When President Clinton last week recommended ways to reduce medical errors by hospitals and physicians, he did more than advocate the mandatory reporting of adverse events.
He also put the hospital lobby in the awkward position of fighting for more Medicare dollars while battling against mandatory error reporting.
Last year, hospitals and other providers won a generous $16 billion in relief from Medicare spending reductions imposed by the Balanced Budget Act of 1997. This year, the American Hospital Association is asking for another $25 billion in relief.
Somehow, hospitals have to make these two policy pieces fit neatly to form a pretty picture for lawmakers. That may be their most daunting task in a shortened legislative season.
For starters, not all provider groups agree whether mandatory reporting would help or hurt efforts to identify and prevent errors (See chart, p. 3).
Perhaps most significantly, the Joint Commission on Accreditation of Healthcare Organizations, the accrediting body for most providers, favors mandatory reporting as long as the information is kept confidential.
That puts the Joint Commission at odds with some of its own board members, who are appointed by the AHA and the American Medical Association. Both groups oppose mandatory reporting, as does the American College of Surgeons, which not only has a representative on the JCAHO board but founded the organization in 1951.
AHA President Richard Davidson's first move was to turn down an invitation to last week's White House event to roll out Clinton's plan, despite standing side-by-side with Clinton two months ago and pledging to work with the government on medical errors.
Davidson declined MODERN HEALTHCARE's request for an interview.
"Usually attendance at events like that indicate endorsement (of the policy)," said Carmela Coyle, the AHA's senior vice president of policy. "We didn't get the details of the president's proposals until that day, so we were unable to make that (endorsement) decision."
James Conway, chief operations officer at 30-bed Dana-Farber Cancer Institute in Boston, did attend Clinton's announcement last week. Conway said he agrees with most of the recommendations and does not oppose mandatory reporting.
Dana-Farber is already familiar with mandatory reporting under Massachusetts law. Plus, the hospital is still grappling with its own public medical error. In December 1994 a woman being treated for breast cancer was mistakenly administered quadruple the amount of prescribed chemotherapy, causing her death.
"Dana-Farber is at a different place than other institutions," Conway said. "We were closely scrutinized by HCFA, the Joint Commission and the state Department of Public Health. But the fact that they were in our face was not the issue.
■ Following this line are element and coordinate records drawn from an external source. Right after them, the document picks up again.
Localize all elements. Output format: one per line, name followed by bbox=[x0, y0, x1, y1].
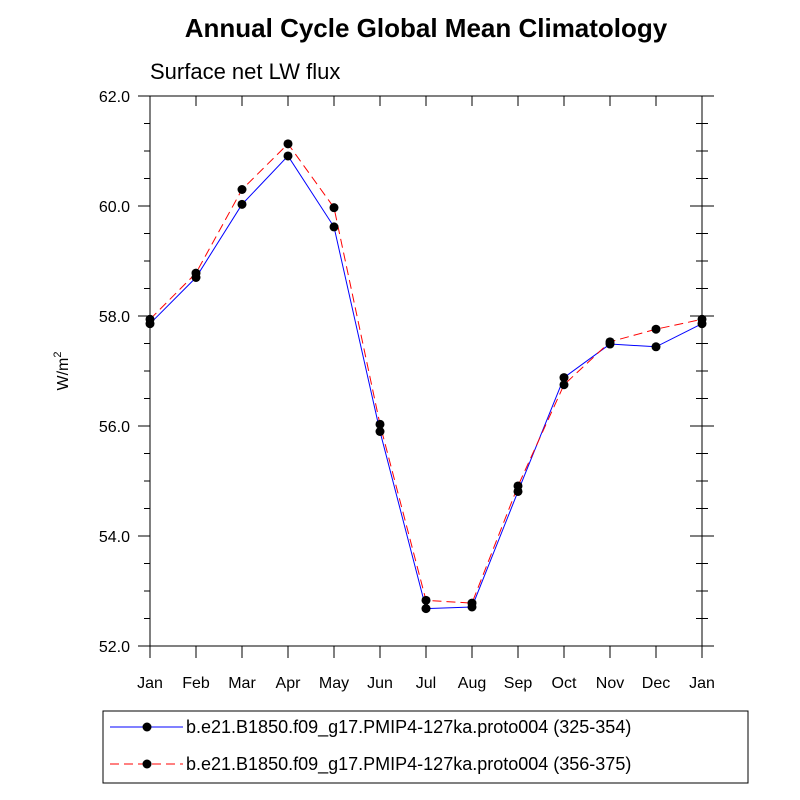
series-1-point bbox=[559, 373, 569, 383]
series-1-point bbox=[651, 342, 661, 352]
series-line-2 bbox=[149, 143, 703, 604]
series-line-1 bbox=[149, 155, 703, 610]
legend-marker-2 bbox=[142, 759, 152, 769]
series-2-point bbox=[513, 481, 523, 491]
x-axis: Jan Feb Mar Apr May Jun Jul Aug Sep Oct Nov Dec Jan bbox=[137, 96, 715, 692]
y-tick-label: 56.0 bbox=[99, 419, 130, 436]
x-tick-label: Nov bbox=[596, 675, 624, 692]
chart-subtitle: Surface net LW flux bbox=[150, 59, 340, 84]
y-axis-title-superscript: 2 bbox=[52, 352, 64, 358]
x-tick-label: Mar bbox=[228, 675, 256, 692]
y-axis-title-text: W/m bbox=[55, 358, 72, 391]
x-tick-label: Oct bbox=[552, 675, 577, 692]
x-tick-label: Dec bbox=[642, 675, 670, 692]
x-tick-label: Aug bbox=[458, 675, 486, 692]
legend: b.e21.B1850.f09_g17.PMIP4-127ka.proto004… bbox=[110, 717, 631, 775]
legend-label-2: b.e21.B1850.f09_g17.PMIP4-127ka.proto004… bbox=[186, 754, 631, 775]
series-2-point bbox=[651, 324, 661, 334]
x-tick-label: Apr bbox=[276, 675, 302, 692]
series-2-point bbox=[237, 185, 247, 194]
y-tick-label: 52.0 bbox=[99, 639, 130, 656]
x-tick-label: Jul bbox=[416, 675, 436, 692]
series-2-point bbox=[375, 419, 385, 429]
y-tick-label: 60.0 bbox=[99, 199, 130, 216]
series-2-point bbox=[697, 314, 707, 324]
plot-frame bbox=[149, 95, 703, 647]
x-tick-label: May bbox=[319, 675, 349, 692]
y-axis-title: W/m2 bbox=[52, 352, 72, 391]
series-1-point bbox=[283, 151, 293, 161]
series-1-point bbox=[375, 427, 385, 436]
legend-label-1: b.e21.B1850.f09_g17.PMIP4-127ka.proto004… bbox=[186, 717, 631, 738]
y-axis: 52.0 54.0 56.0 58.0 60.0 62.0 bbox=[99, 89, 714, 656]
series-layer bbox=[145, 139, 707, 614]
series-1-point bbox=[237, 199, 247, 209]
minor-ticks bbox=[144, 123, 708, 619]
series-2-point bbox=[559, 380, 569, 390]
series-2-point bbox=[467, 598, 477, 608]
y-tick-label: 62.0 bbox=[99, 89, 130, 106]
chart-title: Annual Cycle Global Mean Climatology bbox=[185, 13, 668, 43]
series-2-point bbox=[329, 203, 339, 213]
series-1-point bbox=[329, 222, 339, 232]
series-2-point bbox=[421, 595, 431, 605]
x-tick-label: Jan bbox=[689, 675, 715, 692]
series-1-point bbox=[421, 604, 431, 614]
x-tick-label: Sep bbox=[504, 675, 533, 692]
series-2-point bbox=[191, 268, 201, 278]
series-2-point bbox=[283, 139, 293, 149]
series-2-point bbox=[605, 337, 615, 347]
y-tick-label: 54.0 bbox=[99, 529, 130, 546]
x-tick-label: Feb bbox=[182, 675, 210, 692]
series-2-point bbox=[145, 314, 155, 324]
x-tick-label: Jan bbox=[137, 675, 163, 692]
x-tick-label: Jun bbox=[367, 675, 393, 692]
legend-marker-1 bbox=[142, 722, 152, 732]
legend-box bbox=[102, 710, 749, 784]
y-tick-label: 58.0 bbox=[99, 309, 130, 326]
The people we were `forced to report to' were very helpful to us."
It is this difference among its members-hospitals with mandatory reporting experience compared with those hospitals that fear such a system-that complicates the AHA's already arduous task.
"The AHA and the AMA have the burden of moving their constituencies," Conway said. "Their members are at different places, and their leaders need to figure out how to move appropriately."
John McMeekin, president and CEO of five-hospital Crozer-Keystone Health System in Springfield, Pa., also said he does not oppose mandatory reporting but would prefer to try voluntary reporting first.
"I'm in a state where we have mandatory reporting, and we haven't done too well on that," said McMeekin, who is also an AHA board member. "The mechanics of how we respond ought to deal with what gets us furthest the fastest. If that's mandatory reporting, then we ought to have peer-review protections. Mandatory vs. voluntary reporting is not the issue; it's a blameless vs. a blaming environment."
Clinton's recommendations, which are available on the Internet at www.quic.gov, include:
* Developing state-based error-reporting systems to collect standardized information on preventable errors that result in death or serious harm. Patient and practitioner information would be kept confidential, but public reports would include the name of the hospital or health system. The administration wants all 50 states to set up error-reporting systems within the next three years.
* Extending peer-review protections to encourage reporting.
* Requiring hospitals to have a medical-error reductions plan in place as a condition of participation in Medicare. HCFA intends this year to publish regulations in the Federal Register explaining the proposal in more detail.
* Developing new labeling and packaging standards for drugs through the Food and Drug Administration.
John Eisenberg, M.D., administrator of the Agency for Healthcare Research and Quality, said hospitals were overreacting to one portion of the task force's report.
Eisenberg, who as operating chair of the task force delivered the recommendations in testimony before the Senate Health and Education Committee last week, said, "Frankly, (providers) have been reading press releases and summaries that don't give them the true flavor of the report."